With thanks to Susan Werner:
The first doctor told us that Josh, then just about two years old, was and always would be, "eccentric." I responded, not having filtered my words through my brain on their way out, that we were a middle class family and couldn't afford "eccentric." The best we could do was neurotic. He'd have to talk our son down. The guy responded with a look that indicated he'd found the genetic link he'd been seeking.
Later, we were informed that our son had auditory processing difficulties and couldn't figure out what was being said to him. Why that was supposed to have manifested itself in his biting other children was never really made clear.
At various intervals, experts told us that our son had anger issues, that he couldn't control impulses, that he needed behavioral therapy, that the problem was gluten in his diet, that he didn't actually want to have friends and my personal favorite, that we simply didn't know how to "discipline" our child.
When he was finally diagnosed with Asperger's Syndrome at the age of six, we were beset upon by well-meaning neighbors and friends who would take our hands in their own, look as sympathetic as they could muster, and ask in hushed tones, "How is Josh?" When we'd respond that he was fine and ask how their children were, they would look disappointed or puzzled (or both), and add a more forceful urgency: "No.

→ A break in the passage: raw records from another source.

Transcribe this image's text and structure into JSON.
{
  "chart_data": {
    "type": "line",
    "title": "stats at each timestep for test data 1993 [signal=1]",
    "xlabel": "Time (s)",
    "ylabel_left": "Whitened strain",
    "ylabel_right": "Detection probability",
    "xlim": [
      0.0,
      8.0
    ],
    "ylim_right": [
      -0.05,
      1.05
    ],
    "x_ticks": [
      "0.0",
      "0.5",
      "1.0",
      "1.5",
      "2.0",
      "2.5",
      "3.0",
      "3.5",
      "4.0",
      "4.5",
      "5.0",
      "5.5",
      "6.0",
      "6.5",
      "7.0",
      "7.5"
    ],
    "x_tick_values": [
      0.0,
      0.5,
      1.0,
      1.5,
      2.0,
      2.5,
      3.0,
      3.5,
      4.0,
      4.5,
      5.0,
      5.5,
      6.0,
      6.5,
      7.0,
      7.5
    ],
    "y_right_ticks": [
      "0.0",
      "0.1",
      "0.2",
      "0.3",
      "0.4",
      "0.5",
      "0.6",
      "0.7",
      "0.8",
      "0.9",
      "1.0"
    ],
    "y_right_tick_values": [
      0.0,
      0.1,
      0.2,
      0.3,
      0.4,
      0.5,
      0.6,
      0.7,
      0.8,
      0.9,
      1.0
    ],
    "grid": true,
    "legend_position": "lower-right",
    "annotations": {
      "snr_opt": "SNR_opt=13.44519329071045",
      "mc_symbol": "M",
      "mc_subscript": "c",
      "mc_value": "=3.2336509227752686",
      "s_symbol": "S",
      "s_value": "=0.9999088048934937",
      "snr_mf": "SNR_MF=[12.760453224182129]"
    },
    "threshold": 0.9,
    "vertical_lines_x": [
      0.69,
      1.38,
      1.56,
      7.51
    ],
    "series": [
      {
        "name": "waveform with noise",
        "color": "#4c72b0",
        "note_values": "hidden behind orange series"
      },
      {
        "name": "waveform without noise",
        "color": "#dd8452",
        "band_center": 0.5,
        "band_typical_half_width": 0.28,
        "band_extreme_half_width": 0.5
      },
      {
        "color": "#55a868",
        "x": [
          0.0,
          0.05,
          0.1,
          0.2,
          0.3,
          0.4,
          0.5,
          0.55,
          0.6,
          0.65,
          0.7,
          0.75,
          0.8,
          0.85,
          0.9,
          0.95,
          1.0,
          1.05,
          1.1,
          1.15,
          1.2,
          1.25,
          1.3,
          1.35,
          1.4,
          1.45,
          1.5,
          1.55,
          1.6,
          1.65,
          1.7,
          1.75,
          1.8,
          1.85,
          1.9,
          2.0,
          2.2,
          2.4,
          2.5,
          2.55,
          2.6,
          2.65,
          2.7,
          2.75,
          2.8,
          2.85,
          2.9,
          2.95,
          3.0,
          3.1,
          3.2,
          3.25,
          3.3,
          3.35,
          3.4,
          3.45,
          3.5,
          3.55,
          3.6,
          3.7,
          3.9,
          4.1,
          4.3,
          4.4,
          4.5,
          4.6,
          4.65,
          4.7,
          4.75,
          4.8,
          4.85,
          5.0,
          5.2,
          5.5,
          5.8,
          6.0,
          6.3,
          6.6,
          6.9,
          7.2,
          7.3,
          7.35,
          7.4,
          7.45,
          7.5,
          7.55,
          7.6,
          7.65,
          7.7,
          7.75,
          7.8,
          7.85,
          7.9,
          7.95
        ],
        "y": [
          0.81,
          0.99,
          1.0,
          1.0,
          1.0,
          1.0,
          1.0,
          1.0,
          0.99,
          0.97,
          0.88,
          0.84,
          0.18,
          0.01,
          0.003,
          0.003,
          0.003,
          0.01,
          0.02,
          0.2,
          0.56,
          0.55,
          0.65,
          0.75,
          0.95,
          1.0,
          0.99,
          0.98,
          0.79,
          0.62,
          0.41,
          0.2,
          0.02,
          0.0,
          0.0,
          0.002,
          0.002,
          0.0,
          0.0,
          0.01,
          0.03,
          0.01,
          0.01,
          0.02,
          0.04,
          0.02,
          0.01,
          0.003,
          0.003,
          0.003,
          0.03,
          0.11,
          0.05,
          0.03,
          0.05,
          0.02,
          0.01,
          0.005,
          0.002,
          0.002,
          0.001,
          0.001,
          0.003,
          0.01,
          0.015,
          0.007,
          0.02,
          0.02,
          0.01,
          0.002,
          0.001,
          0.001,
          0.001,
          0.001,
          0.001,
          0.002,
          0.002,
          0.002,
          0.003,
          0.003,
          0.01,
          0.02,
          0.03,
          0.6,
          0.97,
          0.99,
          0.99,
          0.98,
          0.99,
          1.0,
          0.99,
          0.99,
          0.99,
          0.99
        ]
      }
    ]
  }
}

Really. How is he?" He was still fine.
I have been told that a few--not many--other parents preferred their children not come to our house because my son was "volatile." I have heard that some of the kids he went to school with (again, not a lot of them) would outwardly make fun on him because of self-stimming behaviors like hand-flapping, which he later learned to control. I have had it suggested to me that my son should perhaps not have been in "mainsream" classes, on the premise that being with other children was "holding him back." It was fairly easy to read between the lines on that one.
Well, the day before yesterday, that kid, who had to work harder than most and had to be taught things others pick up naturally, graduated from college with a degree in film and video. He completed his senior project, an ambitious 16-minute postapocalyptic drama called SCAVENGERS, and saw it shown before an audience who applauded it enthusiastically. He is now an alumnus of Drexel University in Philadelphia, a "mainstream" school.
Suck on that, naysayers.
Was it easy? It was not. From nursery school (he got kicked out of three) all the way through his days at Drexel, Josh had to do just a little bit more than most kids because there were things that wouldn't come naturally to him. To direct SCAVENGERS, he had to assemble and work with a crew of students and professionals, he had to see the props were built, costumes made, makeup designed and lighting, um, lighted. Sure, there were talented people responsible for those things, but the director oversees them all. Working in a group isn't always easy for Asperger's kids. Josh got through it and made his movie.
As with many on the autism spectrum, test taking never really measured Josh's intelligence. He could be having an off day, or overthink the question, or misread a word to think it was something else in his haste, concerned that he'd overshoot the time limit of the test. Sometimes, he'd do remarkably well in a subject on one exam and then do poorly the next time a test was given for no discernible reason.
But he never got a really bad grade in anything, and he has proudly received a diploma. His parents, his grandmother, his aunt and uncle, his cousin and his little sister, herself a rising junior at a major university, could not be prouder of him.
It hasn't been an easy ride, and there are no easy rides coming up (anybody in the film business looking for help? I know someone with a degree and talent who could use work). But Josh's natural humor, his determination and his Joshness, which can't be precisely described but is as real as the screen you're looking at, got him through it.
Here's to you, Joshua Cohen. Stay eccentric; we wouldn't have you any other way.
P.S. Congratulations to the winners of the audiobook contest: Jennifer Wenger won a copy of Damon Abdallah reading FOR WHOM THE MIVINVAN ROLLS, Sue Farrell won a copy of A FAREWELL TO LEGS and Mildred Whitehair won the audiobook AS DOG IS MY WITNESS. Enjoy the prizes, and thanks to everyone who entered!